モンテネグロ政府は、主要港湾であるバール港の部分民営化を推進する方針だ。現時点で中国及びアラブ圏の投資家が関心を示している。モンテネグロは過去にも同港の民営化を試みたものの、白紙に戻した経緯がある。
ヌルコヴィッチ交通相によると、政府は港湾運営会社の中核事業のみを民営化する方針。規模や入札日程などの詳細は明らかにされていない。
セルビア政府は昨年12月、バール港運営会社の株式30%を入札にかけた。ポーランドのOTロジスティクスが唯一応札し、852万ユーロ(1,000万米ドル)で落札した。同社は翌1月、鉄道貨物輸送会社モンテカーゴの51%の民営化入札にも参加。他社からの応札がなかったため250万ユーロ(プラス1,745万ユーロの投資)で落札した。
しかし、政府は今年4月、民営化の方式が政府に不利だとし、バール港とモンテカーゴの両方についてOTロジスティクスとの交渉を打ち切った。
バール港はアドリア海に面する海港だが、陸上輸送インフラの不備が成長の足かせとなっている。
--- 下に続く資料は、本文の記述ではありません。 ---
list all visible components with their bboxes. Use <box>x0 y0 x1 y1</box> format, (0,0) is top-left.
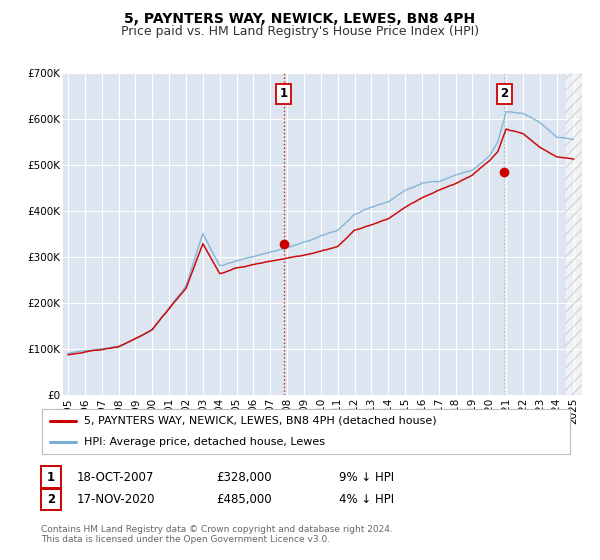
Text: 5, PAYNTERS WAY, NEWICK, LEWES, BN8 4PH (detached house): 5, PAYNTERS WAY, NEWICK, LEWES, BN8 4PH … <box>84 416 437 426</box>
Text: This data is licensed under the Open Government Licence v3.0.: This data is licensed under the Open Gov… <box>41 535 330 544</box>
Text: 1: 1 <box>47 470 55 484</box>
Text: 5, PAYNTERS WAY, NEWICK, LEWES, BN8 4PH: 5, PAYNTERS WAY, NEWICK, LEWES, BN8 4PH <box>124 12 476 26</box>
Text: £328,000: £328,000 <box>216 470 272 484</box>
Text: 4% ↓ HPI: 4% ↓ HPI <box>339 493 394 506</box>
Text: 17-NOV-2020: 17-NOV-2020 <box>77 493 155 506</box>
Text: 1: 1 <box>280 87 288 100</box>
Text: 9% ↓ HPI: 9% ↓ HPI <box>339 470 394 484</box>
Text: Contains HM Land Registry data © Crown copyright and database right 2024.: Contains HM Land Registry data © Crown c… <box>41 525 392 534</box>
Text: Price paid vs. HM Land Registry's House Price Index (HPI): Price paid vs. HM Land Registry's House … <box>121 25 479 38</box>
Text: HPI: Average price, detached house, Lewes: HPI: Average price, detached house, Lewe… <box>84 436 325 446</box>
Text: £485,000: £485,000 <box>216 493 272 506</box>
Text: 2: 2 <box>47 493 55 506</box>
Text: 18-OCT-2007: 18-OCT-2007 <box>77 470 154 484</box>
Text: 2: 2 <box>500 87 508 100</box>
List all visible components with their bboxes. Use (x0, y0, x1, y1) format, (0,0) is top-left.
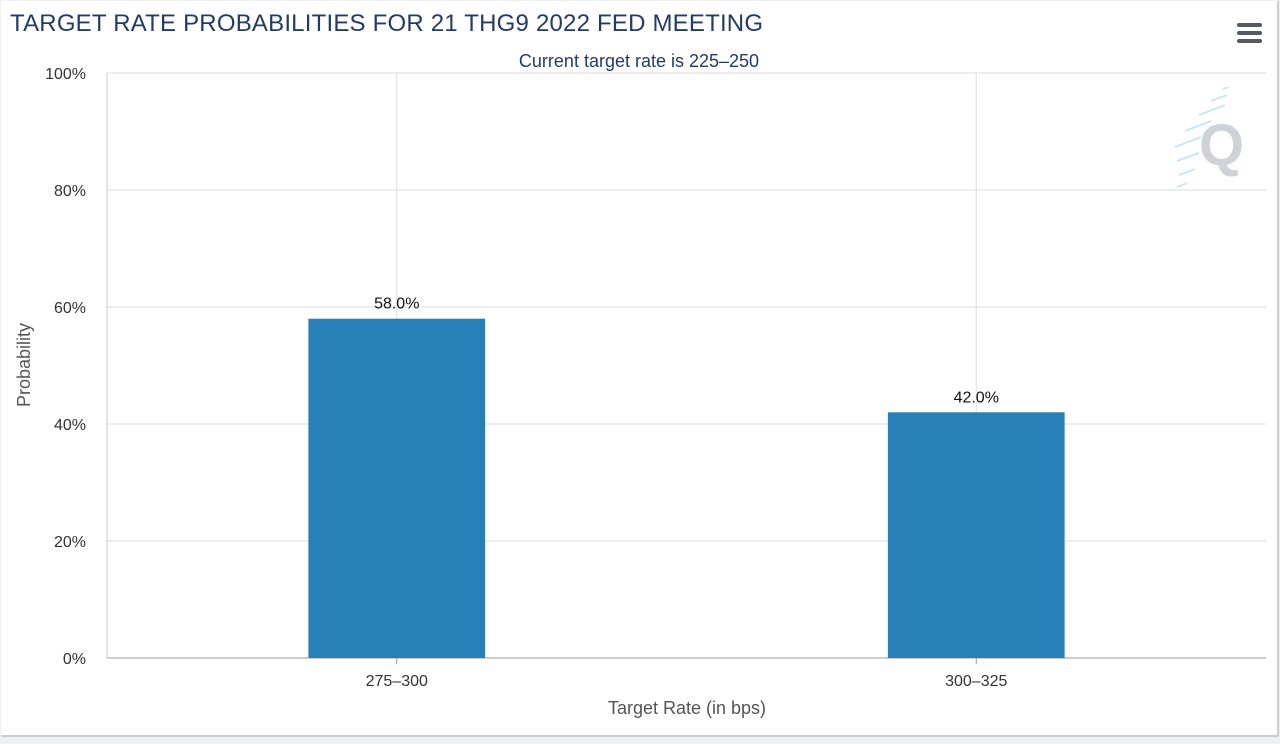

中国は対中欧輸出の中継地として同港に注目しているもようだ。中国政府系のインフラ建設会社、中国路橋工程(CRBC)はすでに、バールとセルビア国境を結ぶバール・ボリャレ高速道路(全長164キロメートル)の建設を受注し、工事を進めている。また、セルビア政府は今年5月、この高速道とベオグラードと結ぶボリャレ~ベオグラード高速道のプレリナ~ポジェガ区間とポジェガ~ボリャレ区間(合計全長140キロメートル)をCRBCに発注することで同社と基本合意している。